Government hospital in Cagayan de Oro, Philippines

The Northern Mindanao Medical Center (NMMC) is a government hospital in Cagayan de Oro, Philippines. It is managed under the Department of Health.

==History==
The Northern Mindanao Medical Center was established in the American colonial period in the Philippines in Carmen, Cagayan de Misamis (modern-day Cagayan de Oro). It was initially housed in a wood and nipa structure which was converted from a public schoolhouse as a response to a cholera outbreak. In 1919, the hospital was named the Misamis Public Hospital.

A new wooden building was constructed in 1932 at the present site of the hospital near the Provincial Capitol. The hospital had a 25-bed capacity. The hospital building was destroyed during World War II but was renovated after the war. The bed capacity of the hospital was also expanded to 50.

The hospital was renamed the Misamis Oriental Provincial Hospital in 1945. The hospital was expanded once again in 1956 through the construction of additional buildings and the expansion of the bed capacity to 75.

The Misamis Oriental Provincial Hospital was renamed the Northern Mindanao Regional Training Hospital (NMRTH) through Republic Act 4662 which became law on June 18, 1966. The legislation also mandated the departmentalization of the hospital's services and gave the facility the capability to be a teaching hospital.

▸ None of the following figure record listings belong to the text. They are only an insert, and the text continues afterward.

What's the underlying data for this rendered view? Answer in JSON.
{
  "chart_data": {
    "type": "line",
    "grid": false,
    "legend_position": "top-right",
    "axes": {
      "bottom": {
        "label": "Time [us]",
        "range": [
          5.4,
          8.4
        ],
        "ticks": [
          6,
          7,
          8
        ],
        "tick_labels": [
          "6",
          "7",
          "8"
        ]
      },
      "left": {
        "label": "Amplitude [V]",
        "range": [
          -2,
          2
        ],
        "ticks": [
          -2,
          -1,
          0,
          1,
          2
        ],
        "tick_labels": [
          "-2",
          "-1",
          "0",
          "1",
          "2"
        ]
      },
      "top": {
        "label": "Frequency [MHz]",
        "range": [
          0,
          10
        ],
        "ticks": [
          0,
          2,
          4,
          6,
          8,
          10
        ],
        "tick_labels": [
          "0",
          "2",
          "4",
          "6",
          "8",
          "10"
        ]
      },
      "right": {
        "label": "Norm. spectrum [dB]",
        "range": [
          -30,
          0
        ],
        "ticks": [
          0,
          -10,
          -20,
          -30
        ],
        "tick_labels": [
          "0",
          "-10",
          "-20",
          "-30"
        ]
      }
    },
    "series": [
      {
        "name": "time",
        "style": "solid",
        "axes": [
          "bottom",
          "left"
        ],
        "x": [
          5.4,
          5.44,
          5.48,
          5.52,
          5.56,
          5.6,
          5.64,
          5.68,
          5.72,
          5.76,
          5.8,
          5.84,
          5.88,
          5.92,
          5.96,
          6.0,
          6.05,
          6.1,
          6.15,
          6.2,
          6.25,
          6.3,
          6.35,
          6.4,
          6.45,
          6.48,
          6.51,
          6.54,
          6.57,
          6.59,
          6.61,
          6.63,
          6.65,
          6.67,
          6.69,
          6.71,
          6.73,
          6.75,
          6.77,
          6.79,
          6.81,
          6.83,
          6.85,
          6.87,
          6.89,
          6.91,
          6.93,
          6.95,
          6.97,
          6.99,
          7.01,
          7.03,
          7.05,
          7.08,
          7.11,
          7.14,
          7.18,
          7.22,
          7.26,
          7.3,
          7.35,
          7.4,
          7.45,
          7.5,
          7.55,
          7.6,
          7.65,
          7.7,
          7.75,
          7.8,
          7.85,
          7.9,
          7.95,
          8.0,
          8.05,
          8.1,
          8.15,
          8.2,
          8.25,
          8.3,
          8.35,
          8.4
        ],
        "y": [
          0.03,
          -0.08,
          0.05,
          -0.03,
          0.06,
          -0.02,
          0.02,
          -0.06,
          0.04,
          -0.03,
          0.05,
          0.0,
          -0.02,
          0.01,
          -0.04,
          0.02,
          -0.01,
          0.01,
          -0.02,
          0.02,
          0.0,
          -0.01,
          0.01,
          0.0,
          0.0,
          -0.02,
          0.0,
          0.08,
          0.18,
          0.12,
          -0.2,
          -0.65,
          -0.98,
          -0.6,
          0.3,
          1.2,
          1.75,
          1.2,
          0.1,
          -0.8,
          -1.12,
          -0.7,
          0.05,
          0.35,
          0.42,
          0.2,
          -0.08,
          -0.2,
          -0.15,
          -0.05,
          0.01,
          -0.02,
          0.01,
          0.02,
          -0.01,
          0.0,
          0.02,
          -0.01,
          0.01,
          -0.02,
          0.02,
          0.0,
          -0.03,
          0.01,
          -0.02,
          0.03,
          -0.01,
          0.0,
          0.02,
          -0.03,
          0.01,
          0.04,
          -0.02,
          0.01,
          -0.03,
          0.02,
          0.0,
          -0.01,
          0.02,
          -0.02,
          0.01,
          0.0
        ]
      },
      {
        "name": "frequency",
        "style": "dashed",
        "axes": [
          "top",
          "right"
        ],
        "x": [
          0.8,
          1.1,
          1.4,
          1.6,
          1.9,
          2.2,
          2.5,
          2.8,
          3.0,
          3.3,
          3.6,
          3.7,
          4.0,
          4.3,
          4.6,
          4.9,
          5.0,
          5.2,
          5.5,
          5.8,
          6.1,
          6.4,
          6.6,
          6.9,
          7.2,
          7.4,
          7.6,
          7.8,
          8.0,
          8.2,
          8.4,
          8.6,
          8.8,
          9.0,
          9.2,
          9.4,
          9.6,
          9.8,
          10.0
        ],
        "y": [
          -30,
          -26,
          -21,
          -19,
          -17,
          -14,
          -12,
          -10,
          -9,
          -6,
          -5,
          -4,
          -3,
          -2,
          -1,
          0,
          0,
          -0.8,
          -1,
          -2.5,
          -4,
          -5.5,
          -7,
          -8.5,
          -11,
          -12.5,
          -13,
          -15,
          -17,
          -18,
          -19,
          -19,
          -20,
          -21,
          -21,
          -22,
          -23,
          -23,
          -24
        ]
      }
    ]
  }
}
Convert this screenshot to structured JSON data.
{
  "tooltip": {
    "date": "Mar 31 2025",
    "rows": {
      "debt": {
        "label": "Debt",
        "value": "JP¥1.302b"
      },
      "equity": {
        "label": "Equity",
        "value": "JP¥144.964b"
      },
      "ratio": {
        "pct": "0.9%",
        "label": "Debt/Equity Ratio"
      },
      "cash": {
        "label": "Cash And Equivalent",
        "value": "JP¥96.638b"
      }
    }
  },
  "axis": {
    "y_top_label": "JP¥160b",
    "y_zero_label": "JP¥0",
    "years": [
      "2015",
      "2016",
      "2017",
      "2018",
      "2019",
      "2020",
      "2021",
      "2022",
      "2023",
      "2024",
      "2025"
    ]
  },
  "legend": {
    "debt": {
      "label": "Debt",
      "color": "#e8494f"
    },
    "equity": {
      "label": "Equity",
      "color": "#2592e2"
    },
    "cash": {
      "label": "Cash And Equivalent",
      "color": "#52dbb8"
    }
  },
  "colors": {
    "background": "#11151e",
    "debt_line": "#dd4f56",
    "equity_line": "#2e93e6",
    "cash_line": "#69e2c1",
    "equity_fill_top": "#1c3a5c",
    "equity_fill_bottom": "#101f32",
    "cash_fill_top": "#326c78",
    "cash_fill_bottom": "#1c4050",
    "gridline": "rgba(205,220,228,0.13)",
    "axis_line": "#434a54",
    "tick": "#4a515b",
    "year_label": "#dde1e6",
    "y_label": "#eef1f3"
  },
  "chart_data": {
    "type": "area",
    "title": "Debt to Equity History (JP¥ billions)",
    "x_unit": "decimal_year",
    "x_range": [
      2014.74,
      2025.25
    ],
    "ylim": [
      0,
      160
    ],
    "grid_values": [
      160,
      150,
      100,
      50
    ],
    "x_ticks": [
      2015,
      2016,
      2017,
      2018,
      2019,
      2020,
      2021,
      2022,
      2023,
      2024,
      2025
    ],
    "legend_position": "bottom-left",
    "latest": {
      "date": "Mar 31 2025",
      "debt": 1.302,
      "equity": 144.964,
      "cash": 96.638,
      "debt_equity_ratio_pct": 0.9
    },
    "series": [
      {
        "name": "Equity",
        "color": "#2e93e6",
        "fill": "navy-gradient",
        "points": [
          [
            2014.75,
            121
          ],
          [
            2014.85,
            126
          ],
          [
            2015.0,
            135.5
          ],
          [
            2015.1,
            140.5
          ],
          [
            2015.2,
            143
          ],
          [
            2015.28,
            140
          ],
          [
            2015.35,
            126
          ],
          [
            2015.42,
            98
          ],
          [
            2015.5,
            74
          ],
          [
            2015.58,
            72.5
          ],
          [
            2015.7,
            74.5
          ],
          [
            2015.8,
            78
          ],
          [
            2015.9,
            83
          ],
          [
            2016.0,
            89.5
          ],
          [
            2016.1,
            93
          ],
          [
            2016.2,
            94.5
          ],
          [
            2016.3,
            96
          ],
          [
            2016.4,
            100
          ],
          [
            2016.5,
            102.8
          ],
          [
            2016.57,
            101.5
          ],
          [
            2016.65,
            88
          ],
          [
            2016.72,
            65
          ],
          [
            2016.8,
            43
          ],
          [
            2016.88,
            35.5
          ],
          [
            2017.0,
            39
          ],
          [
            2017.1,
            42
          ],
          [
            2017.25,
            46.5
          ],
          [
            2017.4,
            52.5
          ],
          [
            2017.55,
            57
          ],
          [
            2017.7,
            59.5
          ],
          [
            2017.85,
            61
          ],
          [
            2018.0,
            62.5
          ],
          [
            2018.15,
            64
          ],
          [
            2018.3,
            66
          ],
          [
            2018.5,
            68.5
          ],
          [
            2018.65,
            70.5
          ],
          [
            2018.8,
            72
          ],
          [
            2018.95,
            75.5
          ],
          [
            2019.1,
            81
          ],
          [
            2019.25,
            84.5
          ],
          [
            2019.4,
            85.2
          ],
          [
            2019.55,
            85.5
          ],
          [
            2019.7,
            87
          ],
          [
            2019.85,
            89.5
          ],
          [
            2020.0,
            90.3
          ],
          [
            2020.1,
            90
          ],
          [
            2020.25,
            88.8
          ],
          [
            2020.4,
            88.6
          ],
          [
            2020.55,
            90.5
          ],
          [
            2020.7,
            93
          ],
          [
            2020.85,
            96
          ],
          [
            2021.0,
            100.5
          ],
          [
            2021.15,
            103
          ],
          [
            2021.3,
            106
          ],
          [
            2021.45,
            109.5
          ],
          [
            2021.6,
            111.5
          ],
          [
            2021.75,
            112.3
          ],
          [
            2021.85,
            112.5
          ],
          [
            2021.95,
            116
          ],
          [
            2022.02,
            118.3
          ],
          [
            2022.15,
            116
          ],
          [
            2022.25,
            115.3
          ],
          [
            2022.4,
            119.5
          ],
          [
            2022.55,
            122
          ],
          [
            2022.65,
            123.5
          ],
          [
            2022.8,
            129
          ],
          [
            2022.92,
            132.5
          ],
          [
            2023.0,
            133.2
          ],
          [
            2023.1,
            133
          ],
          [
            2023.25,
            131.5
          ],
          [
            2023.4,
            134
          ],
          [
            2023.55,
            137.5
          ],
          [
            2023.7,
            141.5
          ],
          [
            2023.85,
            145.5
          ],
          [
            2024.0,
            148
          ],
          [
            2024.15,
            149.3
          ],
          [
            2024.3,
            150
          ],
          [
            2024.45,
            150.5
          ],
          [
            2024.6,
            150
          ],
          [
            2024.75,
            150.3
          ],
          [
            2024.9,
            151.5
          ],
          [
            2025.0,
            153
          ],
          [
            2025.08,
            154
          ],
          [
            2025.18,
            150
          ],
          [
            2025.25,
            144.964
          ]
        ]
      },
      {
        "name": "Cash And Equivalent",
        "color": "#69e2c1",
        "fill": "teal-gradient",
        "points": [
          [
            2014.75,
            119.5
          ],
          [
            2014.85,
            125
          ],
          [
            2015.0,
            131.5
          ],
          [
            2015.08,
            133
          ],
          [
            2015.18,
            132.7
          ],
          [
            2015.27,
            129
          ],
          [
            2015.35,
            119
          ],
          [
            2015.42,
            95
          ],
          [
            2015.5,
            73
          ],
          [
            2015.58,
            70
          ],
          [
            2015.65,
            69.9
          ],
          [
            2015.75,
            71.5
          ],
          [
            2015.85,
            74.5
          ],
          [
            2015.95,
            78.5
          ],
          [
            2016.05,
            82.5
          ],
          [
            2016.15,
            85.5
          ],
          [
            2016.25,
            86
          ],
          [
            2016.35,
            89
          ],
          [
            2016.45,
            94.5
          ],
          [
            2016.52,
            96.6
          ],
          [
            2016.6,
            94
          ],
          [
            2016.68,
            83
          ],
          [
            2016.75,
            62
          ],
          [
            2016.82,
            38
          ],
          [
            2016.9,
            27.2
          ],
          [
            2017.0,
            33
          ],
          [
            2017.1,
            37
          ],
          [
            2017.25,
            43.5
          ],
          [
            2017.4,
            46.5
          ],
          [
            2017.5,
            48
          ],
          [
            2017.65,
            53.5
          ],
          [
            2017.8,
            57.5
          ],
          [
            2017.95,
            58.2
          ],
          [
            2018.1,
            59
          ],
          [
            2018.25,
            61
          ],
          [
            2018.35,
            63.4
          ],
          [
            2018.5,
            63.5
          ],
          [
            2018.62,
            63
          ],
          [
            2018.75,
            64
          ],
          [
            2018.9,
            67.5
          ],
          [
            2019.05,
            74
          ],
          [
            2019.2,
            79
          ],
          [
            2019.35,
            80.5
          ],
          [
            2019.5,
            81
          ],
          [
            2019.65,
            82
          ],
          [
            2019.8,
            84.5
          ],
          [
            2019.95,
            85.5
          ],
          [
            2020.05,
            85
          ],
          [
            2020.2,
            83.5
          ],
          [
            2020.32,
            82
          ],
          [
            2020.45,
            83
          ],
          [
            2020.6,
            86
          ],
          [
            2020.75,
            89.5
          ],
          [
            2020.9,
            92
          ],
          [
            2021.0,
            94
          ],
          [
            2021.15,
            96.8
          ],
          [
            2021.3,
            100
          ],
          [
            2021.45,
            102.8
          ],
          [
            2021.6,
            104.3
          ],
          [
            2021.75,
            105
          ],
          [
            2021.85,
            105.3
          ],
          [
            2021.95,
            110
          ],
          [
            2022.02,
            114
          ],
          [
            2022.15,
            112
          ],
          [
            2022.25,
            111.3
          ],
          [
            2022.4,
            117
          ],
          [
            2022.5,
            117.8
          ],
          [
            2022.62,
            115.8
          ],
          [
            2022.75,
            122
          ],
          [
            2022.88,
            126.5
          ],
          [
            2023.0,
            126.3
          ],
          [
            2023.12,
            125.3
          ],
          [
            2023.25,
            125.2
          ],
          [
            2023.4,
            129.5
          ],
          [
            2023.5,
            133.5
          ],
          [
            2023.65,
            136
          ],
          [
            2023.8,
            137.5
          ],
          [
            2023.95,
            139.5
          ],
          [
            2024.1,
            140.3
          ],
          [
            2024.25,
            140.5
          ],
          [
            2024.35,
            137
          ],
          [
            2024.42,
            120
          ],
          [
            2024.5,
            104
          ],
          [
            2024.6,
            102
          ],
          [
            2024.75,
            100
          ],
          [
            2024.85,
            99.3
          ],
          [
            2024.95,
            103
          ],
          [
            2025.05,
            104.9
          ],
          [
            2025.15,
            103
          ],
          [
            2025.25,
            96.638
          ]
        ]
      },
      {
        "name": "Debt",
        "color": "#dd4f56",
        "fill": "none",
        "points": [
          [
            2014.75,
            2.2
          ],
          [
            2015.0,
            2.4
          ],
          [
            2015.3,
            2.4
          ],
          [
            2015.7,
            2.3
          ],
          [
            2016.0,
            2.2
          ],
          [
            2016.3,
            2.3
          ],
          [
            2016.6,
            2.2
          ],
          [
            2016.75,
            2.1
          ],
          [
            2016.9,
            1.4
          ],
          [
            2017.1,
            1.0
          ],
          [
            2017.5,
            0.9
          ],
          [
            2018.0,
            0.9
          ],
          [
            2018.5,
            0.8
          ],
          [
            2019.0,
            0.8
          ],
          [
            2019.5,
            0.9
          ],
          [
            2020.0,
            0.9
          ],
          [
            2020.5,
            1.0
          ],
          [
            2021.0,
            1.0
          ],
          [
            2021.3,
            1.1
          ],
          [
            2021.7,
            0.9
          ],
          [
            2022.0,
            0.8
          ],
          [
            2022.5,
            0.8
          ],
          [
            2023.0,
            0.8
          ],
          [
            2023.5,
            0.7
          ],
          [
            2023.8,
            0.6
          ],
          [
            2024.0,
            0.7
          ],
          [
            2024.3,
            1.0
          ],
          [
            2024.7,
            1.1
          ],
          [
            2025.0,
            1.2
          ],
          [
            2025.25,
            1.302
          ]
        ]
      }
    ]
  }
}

Bed capacity was also increased to 200.

The Northern Mindanao Community Heart Center, a satellite facility of the Philippine Heart Center was established within the hospital in 1983.

On March 11, 1995, the Republic Act 7938 took effect reclassifying the NMRTH as a medical center and renaming the hospital as the Northern Mindanao Medical Center (NMMC). It also increased the authorized bed capacity from 300 to 600.

During the COVID-19 pandemic in the Philippines, the NMMC served as the COVID-19 dedicated referral facility for patients in Northern Mindanao.

On May 5, 2022, the hospital's authorized bed capacity was increased from 600 to 1200 through Republic Act 11716.